Estética e virilidade militares à parte, na manhã do mesmo dia, o portal UOL tinha tido como manchete que uma empresa de Maceió contratada para fornecer kits de robótica para municípios, por meio de recursos de emendas liberados pelo governo Jair Bolsonaro (PL), havia vendido os equipamentos ao poder público com uma diferença de 420% em relação ao preço que declarou ter pago em ao menos uma das compras que fez do produto. Um dos donos da empresa Megalic – que comprou cada kit por R$ 2,7 mil de um fornecedor paulista e o revendeu a prefeituras por R$ 14 mil – é pai de um vereador ligado a Arthur Lira (PP-AL), presidente da Câmara dos Deputados.

Não é novidade esse tipo de notícia, mas desde o surgimento do escândalo do tráfico de influência dos pastores Gilmar Santos e Arilton Moura no Ministério da Educação – que acabou por envolver até mesmo o titular da pasta, Milton Ribeiro –, praticamente todo dia há algum veículo de imprensa com um novo caso de corrupção que envolve o governo federal direta ou indiretamente.

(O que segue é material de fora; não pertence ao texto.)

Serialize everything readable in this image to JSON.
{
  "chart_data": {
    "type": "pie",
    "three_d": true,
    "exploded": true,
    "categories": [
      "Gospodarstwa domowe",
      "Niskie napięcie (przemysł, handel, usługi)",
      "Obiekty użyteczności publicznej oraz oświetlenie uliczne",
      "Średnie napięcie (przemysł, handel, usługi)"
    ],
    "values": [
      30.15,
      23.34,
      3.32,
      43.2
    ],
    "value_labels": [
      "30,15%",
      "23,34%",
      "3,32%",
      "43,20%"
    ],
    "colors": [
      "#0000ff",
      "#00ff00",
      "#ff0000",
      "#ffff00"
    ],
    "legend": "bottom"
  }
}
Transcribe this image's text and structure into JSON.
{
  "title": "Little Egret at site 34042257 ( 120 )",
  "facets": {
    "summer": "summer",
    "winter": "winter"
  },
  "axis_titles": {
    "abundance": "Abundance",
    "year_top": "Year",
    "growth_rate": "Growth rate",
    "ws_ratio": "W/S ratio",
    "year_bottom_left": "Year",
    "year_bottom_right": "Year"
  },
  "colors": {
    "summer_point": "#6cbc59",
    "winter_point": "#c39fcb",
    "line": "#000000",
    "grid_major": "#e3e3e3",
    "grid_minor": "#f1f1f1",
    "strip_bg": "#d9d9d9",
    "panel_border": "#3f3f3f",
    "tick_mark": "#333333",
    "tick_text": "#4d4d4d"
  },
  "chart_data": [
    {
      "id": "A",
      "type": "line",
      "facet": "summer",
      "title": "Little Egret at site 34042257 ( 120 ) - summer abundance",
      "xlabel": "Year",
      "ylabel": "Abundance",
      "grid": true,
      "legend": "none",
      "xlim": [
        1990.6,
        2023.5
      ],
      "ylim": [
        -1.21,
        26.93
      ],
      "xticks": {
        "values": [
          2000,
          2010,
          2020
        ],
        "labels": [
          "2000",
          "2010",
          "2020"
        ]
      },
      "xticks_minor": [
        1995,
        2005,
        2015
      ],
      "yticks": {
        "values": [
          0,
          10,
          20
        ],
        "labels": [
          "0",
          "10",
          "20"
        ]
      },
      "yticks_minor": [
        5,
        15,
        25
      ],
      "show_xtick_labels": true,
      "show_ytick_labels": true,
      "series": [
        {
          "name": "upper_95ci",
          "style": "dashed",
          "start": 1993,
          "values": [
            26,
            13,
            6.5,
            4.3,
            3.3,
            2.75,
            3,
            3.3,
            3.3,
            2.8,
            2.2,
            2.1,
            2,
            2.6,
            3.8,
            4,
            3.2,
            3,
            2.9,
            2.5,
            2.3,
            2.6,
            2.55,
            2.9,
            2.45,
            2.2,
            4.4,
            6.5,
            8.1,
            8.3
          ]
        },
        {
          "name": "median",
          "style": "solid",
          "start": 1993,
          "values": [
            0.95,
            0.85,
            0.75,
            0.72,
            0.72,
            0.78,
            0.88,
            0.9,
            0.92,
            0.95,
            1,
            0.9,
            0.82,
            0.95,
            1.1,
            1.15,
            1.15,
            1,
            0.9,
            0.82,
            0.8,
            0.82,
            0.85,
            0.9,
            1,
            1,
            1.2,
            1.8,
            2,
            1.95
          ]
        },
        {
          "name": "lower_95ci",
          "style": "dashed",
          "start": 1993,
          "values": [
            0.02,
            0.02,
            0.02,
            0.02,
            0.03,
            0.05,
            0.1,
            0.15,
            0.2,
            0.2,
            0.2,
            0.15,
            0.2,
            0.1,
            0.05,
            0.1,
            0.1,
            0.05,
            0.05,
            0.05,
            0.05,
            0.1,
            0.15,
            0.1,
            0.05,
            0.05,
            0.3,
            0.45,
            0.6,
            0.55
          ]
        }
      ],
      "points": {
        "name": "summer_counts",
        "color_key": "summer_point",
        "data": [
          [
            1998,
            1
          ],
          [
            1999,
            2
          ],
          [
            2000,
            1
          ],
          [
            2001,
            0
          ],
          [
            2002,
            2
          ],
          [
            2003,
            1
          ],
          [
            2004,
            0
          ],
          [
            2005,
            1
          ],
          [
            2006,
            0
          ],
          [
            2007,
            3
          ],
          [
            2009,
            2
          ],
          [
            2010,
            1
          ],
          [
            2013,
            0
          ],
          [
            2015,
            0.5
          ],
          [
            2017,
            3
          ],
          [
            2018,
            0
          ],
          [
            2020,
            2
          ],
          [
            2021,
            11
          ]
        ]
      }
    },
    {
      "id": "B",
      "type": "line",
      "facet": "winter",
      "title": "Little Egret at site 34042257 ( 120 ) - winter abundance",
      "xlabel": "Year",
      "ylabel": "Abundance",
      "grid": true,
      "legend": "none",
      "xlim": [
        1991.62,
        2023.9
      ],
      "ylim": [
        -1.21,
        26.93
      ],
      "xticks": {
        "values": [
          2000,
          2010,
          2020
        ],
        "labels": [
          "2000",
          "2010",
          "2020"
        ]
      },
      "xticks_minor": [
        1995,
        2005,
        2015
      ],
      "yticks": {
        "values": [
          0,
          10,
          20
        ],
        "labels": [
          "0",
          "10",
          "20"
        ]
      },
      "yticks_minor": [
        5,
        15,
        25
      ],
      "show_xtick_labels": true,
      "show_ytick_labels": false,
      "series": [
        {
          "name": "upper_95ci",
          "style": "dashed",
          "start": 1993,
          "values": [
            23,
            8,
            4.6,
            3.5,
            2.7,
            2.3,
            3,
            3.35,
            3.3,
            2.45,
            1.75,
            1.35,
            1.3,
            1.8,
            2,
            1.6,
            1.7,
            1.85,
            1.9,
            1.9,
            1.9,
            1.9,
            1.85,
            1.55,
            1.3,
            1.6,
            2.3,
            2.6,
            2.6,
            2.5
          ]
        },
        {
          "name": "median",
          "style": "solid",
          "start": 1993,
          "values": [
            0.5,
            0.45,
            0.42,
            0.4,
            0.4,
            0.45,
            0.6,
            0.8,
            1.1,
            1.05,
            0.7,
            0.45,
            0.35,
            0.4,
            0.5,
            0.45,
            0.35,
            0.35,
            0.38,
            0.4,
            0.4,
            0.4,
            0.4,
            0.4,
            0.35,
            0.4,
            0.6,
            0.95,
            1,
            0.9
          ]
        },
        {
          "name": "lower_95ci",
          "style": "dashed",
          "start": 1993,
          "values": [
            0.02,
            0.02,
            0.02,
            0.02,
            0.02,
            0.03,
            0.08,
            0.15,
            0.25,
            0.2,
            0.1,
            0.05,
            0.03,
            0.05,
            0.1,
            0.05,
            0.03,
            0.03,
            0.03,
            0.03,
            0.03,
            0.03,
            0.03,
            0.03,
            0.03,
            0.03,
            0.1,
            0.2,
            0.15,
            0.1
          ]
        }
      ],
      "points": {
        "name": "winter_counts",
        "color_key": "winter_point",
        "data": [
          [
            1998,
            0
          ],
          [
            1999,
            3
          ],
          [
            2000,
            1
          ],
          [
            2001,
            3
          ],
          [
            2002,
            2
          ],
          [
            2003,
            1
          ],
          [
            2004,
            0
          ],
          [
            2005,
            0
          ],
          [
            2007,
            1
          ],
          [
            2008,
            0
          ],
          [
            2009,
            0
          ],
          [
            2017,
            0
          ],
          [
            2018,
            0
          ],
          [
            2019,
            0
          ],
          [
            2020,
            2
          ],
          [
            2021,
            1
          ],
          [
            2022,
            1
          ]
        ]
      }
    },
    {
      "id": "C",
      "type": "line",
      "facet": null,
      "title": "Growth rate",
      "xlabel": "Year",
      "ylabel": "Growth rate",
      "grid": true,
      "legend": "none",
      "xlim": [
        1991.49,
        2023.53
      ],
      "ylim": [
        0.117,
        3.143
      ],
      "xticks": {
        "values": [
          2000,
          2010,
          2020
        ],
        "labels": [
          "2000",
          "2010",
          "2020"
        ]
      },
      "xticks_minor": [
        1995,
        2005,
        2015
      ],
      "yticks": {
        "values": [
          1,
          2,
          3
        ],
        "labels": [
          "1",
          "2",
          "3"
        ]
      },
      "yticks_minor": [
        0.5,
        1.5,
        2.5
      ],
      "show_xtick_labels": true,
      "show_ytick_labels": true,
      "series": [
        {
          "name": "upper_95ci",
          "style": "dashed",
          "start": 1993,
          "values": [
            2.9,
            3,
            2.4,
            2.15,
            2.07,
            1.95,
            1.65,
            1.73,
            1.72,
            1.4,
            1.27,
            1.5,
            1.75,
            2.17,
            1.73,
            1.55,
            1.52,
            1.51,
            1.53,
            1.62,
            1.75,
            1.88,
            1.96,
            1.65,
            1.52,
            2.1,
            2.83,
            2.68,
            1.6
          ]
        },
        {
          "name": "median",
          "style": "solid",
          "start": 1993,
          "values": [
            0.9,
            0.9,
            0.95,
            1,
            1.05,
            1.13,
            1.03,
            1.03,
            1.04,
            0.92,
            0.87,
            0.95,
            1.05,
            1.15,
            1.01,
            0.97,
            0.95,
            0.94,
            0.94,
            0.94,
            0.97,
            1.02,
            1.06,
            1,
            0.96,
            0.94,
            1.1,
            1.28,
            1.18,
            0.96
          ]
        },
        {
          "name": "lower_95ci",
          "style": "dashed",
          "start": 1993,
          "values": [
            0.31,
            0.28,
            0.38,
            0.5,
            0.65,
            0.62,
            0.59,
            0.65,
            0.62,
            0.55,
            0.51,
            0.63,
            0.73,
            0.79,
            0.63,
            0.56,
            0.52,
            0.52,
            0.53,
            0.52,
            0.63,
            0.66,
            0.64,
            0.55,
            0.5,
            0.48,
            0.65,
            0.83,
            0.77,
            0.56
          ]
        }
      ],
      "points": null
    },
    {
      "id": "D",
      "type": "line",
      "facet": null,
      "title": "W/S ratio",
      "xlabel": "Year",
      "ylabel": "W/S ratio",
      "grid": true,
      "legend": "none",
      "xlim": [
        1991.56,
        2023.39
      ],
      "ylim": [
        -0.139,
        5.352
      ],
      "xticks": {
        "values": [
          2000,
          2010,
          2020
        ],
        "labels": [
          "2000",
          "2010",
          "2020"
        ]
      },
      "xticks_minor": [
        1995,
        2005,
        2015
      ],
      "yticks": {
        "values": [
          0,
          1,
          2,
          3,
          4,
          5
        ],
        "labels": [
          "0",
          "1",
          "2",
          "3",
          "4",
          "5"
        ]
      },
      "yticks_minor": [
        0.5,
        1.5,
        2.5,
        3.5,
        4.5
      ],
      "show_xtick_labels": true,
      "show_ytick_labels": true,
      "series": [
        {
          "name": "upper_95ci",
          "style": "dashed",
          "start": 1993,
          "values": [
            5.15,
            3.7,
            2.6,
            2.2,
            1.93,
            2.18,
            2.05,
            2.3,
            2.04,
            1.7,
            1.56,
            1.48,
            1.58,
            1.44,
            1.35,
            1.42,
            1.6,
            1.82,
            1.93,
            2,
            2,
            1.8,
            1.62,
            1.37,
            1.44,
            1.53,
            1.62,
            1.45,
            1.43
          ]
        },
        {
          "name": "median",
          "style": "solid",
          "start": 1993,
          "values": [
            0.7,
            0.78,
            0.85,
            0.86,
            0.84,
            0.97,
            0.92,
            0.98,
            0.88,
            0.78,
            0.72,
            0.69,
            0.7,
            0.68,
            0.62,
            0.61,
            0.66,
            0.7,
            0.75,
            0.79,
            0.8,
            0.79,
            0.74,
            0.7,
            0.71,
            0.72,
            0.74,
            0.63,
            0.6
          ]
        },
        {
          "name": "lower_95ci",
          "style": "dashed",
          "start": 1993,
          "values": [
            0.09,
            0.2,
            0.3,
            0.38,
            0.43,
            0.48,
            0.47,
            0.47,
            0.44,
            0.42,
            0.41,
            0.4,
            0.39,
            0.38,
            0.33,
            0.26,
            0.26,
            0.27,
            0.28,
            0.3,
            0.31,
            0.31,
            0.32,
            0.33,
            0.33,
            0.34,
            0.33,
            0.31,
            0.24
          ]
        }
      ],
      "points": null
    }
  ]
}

Do outro lado, as estruturas governamentais fazem o papel da blindagem: o presidente Jair Bolsonaro (PL) continua a garantir, a cada evento que comparece: não há caso de corrupção no governo. E, mesmo diante de todas as denúncias e indícios, a ordem é todos os aliados repetirem o mesmo mantra.

Ainda que cada caso seja uma pauta interessante para repórteres explorarem – e, é bom que se diga, é mais do que um dever da imprensa, tendo recebido a denúncia, apurar tais episódios –, parece evidente que não será a corrupção o tema que vai decidir as eleições e a escolha do futuro presidente da República. Na verdade, nem em 2018 seria assim, apesar de toda a pressão ética sobre o então candidato e então condenado Lula, quando ainda liderava as pesquisas.

Se com o advento das redes sociais a grande imprensa perdeu parte de seu poder de dominância diante da opinião pública, os grupos de conversação via celular jogaram a pá de cal sobre a necessidade de buscar informação por vias convencionais. Como quem faz seu próprio prato, os cidadãos escolhem notícias à la carte – geralmente dos grupos com os quais compartilha algum viés ideológico.

Por isso mesmo, o maior desafio dos veículos de comunicação – e talvez um desafio perdido – é conseguir, novamente, a hegemonia da informação. Ainda que tenha seus interesses, a mídia estabelecida é quem de fato tem responsabilidade jurídica sobre o que publica.

Por mais que o cidadão comum – de esquerda ou de direita – destile seu ódio contra a Rede Globo, a Folha de S.Paulo e outros veículos, o fato de receber essa desaprovação de ambos os lados ideológicos pode ser considerado um fator positivo. Pelo contrário, preocupação deveria vir exatamente quando um dos grupos passa a elogiar demais algum veículo.